The first picture is the tree in April and the second is in June. This tree is planted in coarse pumice that I purchased on Ebay.



Sunday, June 7, 2015

Large Crabapple Cutting: Part 2

Three months ago I trunk-chopped my tall crabapple bonsai. I decided I would try to root the removed top of the tree by planting it in coarse pumice. I wanted to put it into a slightly larger container. I was delighted to see that there were a healthy amount of roots.


Saturday, April 4, 2015

Large Crabapple Cutting

I recently trunk-chopped a crabapple tree and decided it wouldn't be a bad idea to attempt to root it. The cutting is about two inches wide, give or take. It has been about a month since I potted it into a shallow container of mostly coarse pumice. I have kept it watered and protected from strong wind and frost (although I believe neither would have hurt). 

Here is the cutting as of today. It actually looks healthy, pushing growth and covered with leaves. I can envision its survival but I've been told that just because it looks good does NOT necessarily mean that things below the soil things actually are good. For now all I can do is baby it and hope that it can manage to put on some root growth.


Friday, March 6, 2015

Crabapple Bonsai Trunk Chop, Bonsai Senses, and 3D Bonsai Printers

I have always wanted to do this but today I finally did. I trunk chopped my tallest tree.

I think it will begin now to look much better. It has taken me years to decide to chop because I needed to develop my bonsai senses. I'm still developing and refining my bonsai senses and I hope that never ends. It has been a pleasant journey so far and for me is more than a hobby. It has become a therapy.



Bonsai might be the only sculpture that cannot be 3D-printed yet. I wonder what that will do to the bonsai scene. Everyone would have a famous masterpiece if they wanted. I have to admit that would be pretty nice. If I could I would. It sure would save a lot of time and bonsai has to be one of the slowest artistic pursuits ever conceived. So, as soon as a bonsai 3D printer is available, I will be getting one. Probably around this time next year I think... ;D

Wednesday, January 14, 2015

Yew Bonsai Urban Yamadori Styling Demo

I have always wanted a nice yew bonsai.

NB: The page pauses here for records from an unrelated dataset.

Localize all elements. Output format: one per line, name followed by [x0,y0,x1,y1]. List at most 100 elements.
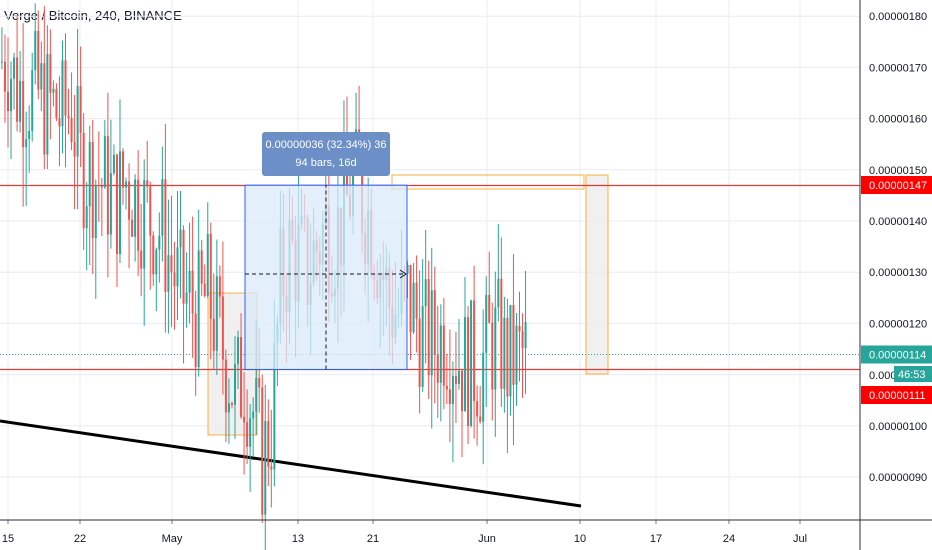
candle-body [97,185,100,187]
candle-body [421,306,424,387]
candle [209,222,212,360]
candle [185,252,188,328]
candle [134,174,137,262]
candle-body [506,317,509,397]
y-tick-label: 0.00000100 [869,421,927,433]
candle [97,131,100,222]
candle-body [46,54,49,155]
measure-label-bg [262,132,390,176]
candle-body [227,403,230,413]
candle [524,270,527,394]
candle [485,276,488,408]
candle [215,239,218,376]
candle [246,389,249,464]
candle-body [451,376,454,404]
candle [188,222,191,324]
candle-body [16,57,19,122]
y-tick-label: 0.00000130 [869,267,927,279]
candle-body [188,270,191,293]
candle-body [267,421,270,467]
candle-body [67,115,70,119]
candle [264,384,267,550]
candle-body [82,133,85,229]
candle-body [173,272,176,287]
candle [37,10,40,99]
candle-body [491,322,494,390]
candle [49,29,52,140]
candle-body [252,411,255,419]
candle [140,204,143,297]
candle-body [122,151,125,188]
candle-body [155,249,158,275]
candle-body [85,206,88,229]
candle [249,404,252,492]
candle-body [197,250,200,368]
candle-body [164,179,167,292]
countdown-partial-price: 0.000 [869,370,897,382]
candle-body [509,305,512,397]
candle [406,260,409,299]
candle [454,331,457,423]
candle-body [482,352,485,422]
candle [421,259,424,393]
candle [52,80,55,107]
candle-body [55,88,58,119]
candle [40,41,43,112]
candle-body [497,278,500,308]
candle-body [479,416,482,422]
candle-body [128,181,131,220]
candle-body [264,421,267,515]
candle [76,29,79,210]
candle [158,212,161,283]
x-tick-label: May [162,533,183,545]
candle [0,27,3,70]
y-tick-label: 0.00000120 [869,318,927,330]
candle [415,255,418,353]
candle-body [436,354,439,383]
candle [13,52,16,110]
candle-body [43,63,46,155]
trendline [0,419,582,508]
y-tick-label: 0.00000150 [869,165,927,177]
candle [3,34,6,123]
candle [234,336,236,439]
y-tick-label: 0.00000170 [869,62,927,74]
candle [28,105,31,173]
candle [243,372,246,475]
candle-body [406,264,409,274]
support-price-tag-bg [861,386,932,404]
candle-body [49,54,52,93]
price-tags: 0.00000147 0.00000114 0.000 46:53 0.00000111 [861,176,932,404]
candle [476,385,479,446]
candle-body [457,370,460,384]
candle [212,273,215,370]
measure-tool[interactable]: 0.00000036 (32.34%) 36 94 bars, 16d [244,132,408,370]
candle-body [467,317,470,427]
candle [461,370,463,458]
candle [503,296,506,413]
candle-body [258,377,261,388]
candle [55,83,58,122]
candle-body [167,255,170,292]
candle [88,125,91,266]
candle-body [424,279,427,307]
candle [164,124,167,333]
candle-body [106,136,109,235]
candle [122,148,125,205]
zone-rect-top [391,174,585,190]
candle [19,51,22,133]
candle-body [218,276,221,297]
candle [200,240,203,296]
candle [442,298,445,410]
candle [10,61,13,160]
candle-body [273,342,276,470]
candle [82,113,85,251]
candle-body [100,185,103,188]
candle-body [94,185,97,239]
candle [521,313,524,398]
candle-body [503,317,506,389]
zone-rect-jun [585,174,609,375]
candle [155,247,158,312]
candle-body [0,61,3,63]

I have known several people that say they just hate them and I can see why. For at least a couple years I have kept an eye out for a good one and resisted the impulse to buy anything small.

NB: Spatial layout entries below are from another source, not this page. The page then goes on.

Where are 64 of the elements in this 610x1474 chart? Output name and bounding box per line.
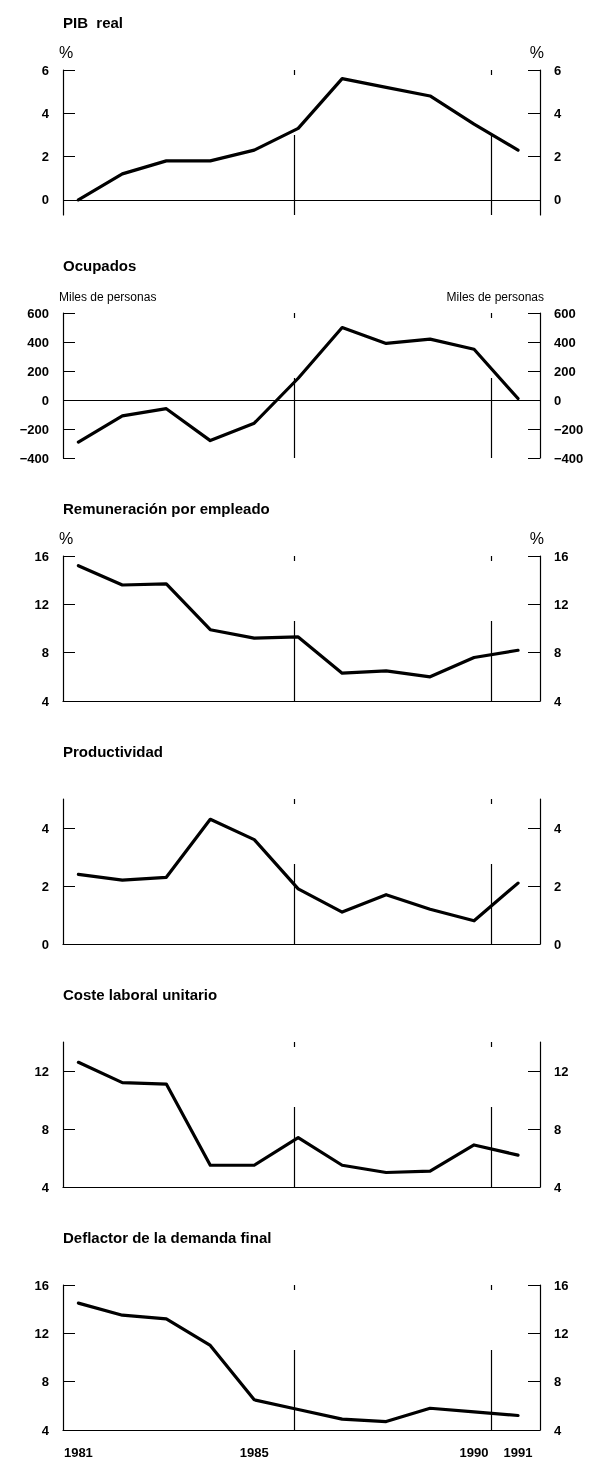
y2-tick-label: 4 xyxy=(554,1422,562,1438)
y-tick-label: 0 xyxy=(41,392,49,408)
y-tick-label: 4 xyxy=(41,820,50,836)
x-tick-label: 1990 xyxy=(459,1445,489,1460)
y2-tick-label: 0 xyxy=(554,936,562,952)
chart-title: Remuneración por empleado xyxy=(63,500,270,517)
chart-title: Productividad xyxy=(63,743,164,760)
y-tick-label: 200 xyxy=(27,363,49,379)
y2-tick-label: 2 xyxy=(554,149,562,165)
y2-axis-title: % xyxy=(529,43,544,61)
y-tick-label: 4 xyxy=(41,693,50,709)
y2-tick-label: 2 xyxy=(554,878,562,894)
chart-title: Deflactor de la demanda final xyxy=(63,1229,272,1246)
y-tick-label: 12 xyxy=(34,1063,49,1079)
y2-tick-label: 4 xyxy=(554,1179,562,1195)
y-tick-label: 4 xyxy=(41,105,50,121)
y-axis-title: Miles de personas xyxy=(59,290,157,304)
y2-tick-label: 8 xyxy=(554,1374,562,1390)
y-tick-label: 16 xyxy=(34,548,49,564)
y2-tick-label: 0 xyxy=(554,192,562,208)
y-tick-label: 12 xyxy=(34,1325,49,1341)
y-tick-label: −400 xyxy=(19,450,49,466)
y2-tick-label: 4 xyxy=(554,693,562,709)
y-tick-label: 16 xyxy=(34,1277,49,1293)
y-tick-label: 8 xyxy=(41,645,49,661)
y-tick-label: 2 xyxy=(41,878,49,894)
x-tick-label: 1981 xyxy=(63,1445,93,1460)
y-tick-label: 600 xyxy=(27,305,49,321)
y2-tick-label: 8 xyxy=(554,645,562,661)
y-tick-label: 0 xyxy=(41,936,49,952)
y2-tick-label: −400 xyxy=(554,450,584,466)
y-tick-label: −200 xyxy=(19,421,49,437)
y-tick-label: 8 xyxy=(41,1374,49,1390)
y2-tick-label: 0 xyxy=(554,392,562,408)
y2-tick-label: 12 xyxy=(554,596,569,612)
y-tick-label: 2 xyxy=(41,149,49,165)
y-tick-label: 0 xyxy=(41,192,49,208)
y2-tick-label: 12 xyxy=(554,1325,569,1341)
y-tick-label: 12 xyxy=(34,596,49,612)
y2-tick-label: 200 xyxy=(554,363,576,379)
y-axis-title: % xyxy=(59,43,74,61)
x-tick-label: 1991 xyxy=(503,1445,533,1460)
x-tick-label: 1985 xyxy=(239,1445,269,1460)
y-axis-title: % xyxy=(59,529,74,547)
y2-tick-label: 4 xyxy=(554,820,562,836)
y2-tick-label: 6 xyxy=(554,62,562,78)
chart-title: PIB real xyxy=(63,14,124,31)
y2-tick-label: 8 xyxy=(554,1121,562,1137)
chart-title: Coste laboral unitario xyxy=(63,986,218,1003)
y2-tick-label: 400 xyxy=(554,334,576,350)
y2-tick-label: 16 xyxy=(554,548,569,564)
y-tick-label: 400 xyxy=(27,334,49,350)
y-tick-label: 4 xyxy=(41,1422,50,1438)
y-tick-label: 4 xyxy=(41,1179,50,1195)
y2-tick-label: 600 xyxy=(554,305,576,321)
y2-tick-label: 12 xyxy=(554,1063,569,1079)
y2-axis-title: Miles de personas xyxy=(446,290,544,304)
y2-tick-label: 16 xyxy=(554,1277,569,1293)
chart-title: Ocupados xyxy=(63,257,137,274)
y2-axis-title: % xyxy=(529,529,544,547)
y-tick-label: 8 xyxy=(41,1121,49,1137)
y2-tick-label: −200 xyxy=(554,421,584,437)
y-tick-label: 6 xyxy=(41,62,49,78)
y2-tick-label: 4 xyxy=(554,105,562,121)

I don't normally post other peoples content but I am making an exception today.  Here is a great demonstration by Merlin on a large Taxus that appears to have come from a garden landscape. I have no idea what he is saying but this is one of my favorite styling demos I have ever seen. I can't believe I didn't already know about this guy! Check out his site merlin-bonsai.de, particularly the before and after section. This is what inspires me.

The yew in this video ends looking very natural. It looks like a real tree that shrunk. I am going to do whatever it takes to find and create a large yew as close as I can get it to this level of naturalness.

On a side note, I planted all of my ficus in pure Perlite except for a layer of rocks and sand on the top to hold it all in (and it looks nicer than the bright white Perlite). So far they all seem to like it.